FIG. 14 shows a result of measurement of spectral reflectance in Example 5.

Claims (6)

[Claims] A recording layer formed on a substrate is irradiated with light so that information can be recorded, erased, and reproduced. The information recording and erasing can be performed in an amorphous phase and two different types of crystals.
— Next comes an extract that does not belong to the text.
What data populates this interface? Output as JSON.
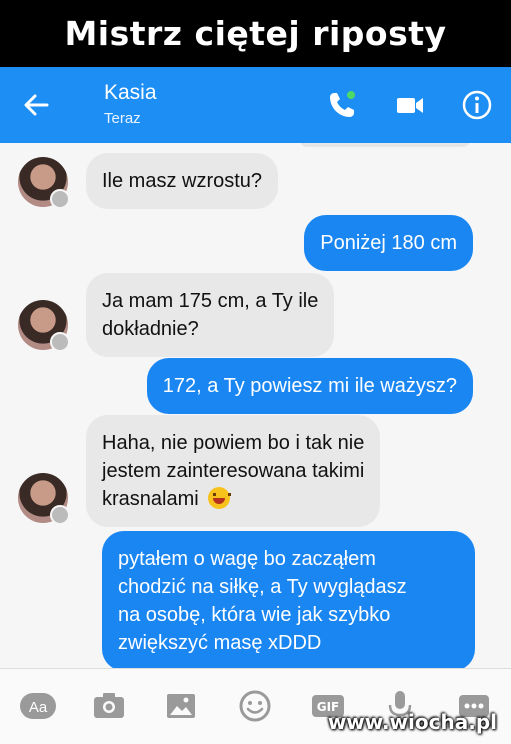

An optical recording medium that is effected by a phase change between phases. 2. The optical recording medium according to claim 1, wherein the recording layer contains at least one of Te and Se. 3. The optical recording medium according to claim 1, wherein one of the two different crystal phases is a face-centered cubic system. 4. The optical recording medium according to claim 1, wherein one of the two different crystal phases has a rhombohedral symmetry. 5. The optical recording medium according to claim 1, wherein the two different crystal phases are composed of a face-centered cubic system and a rhombohedral system, or a mixture thereof. 6. The optical recording medium according to claim 1, wherein the optical recording medium has a structure in which at least a first dielectric layer, a recording layer, a second dielectric layer, and a reflective layer are laminated in this order on a transparent substrate.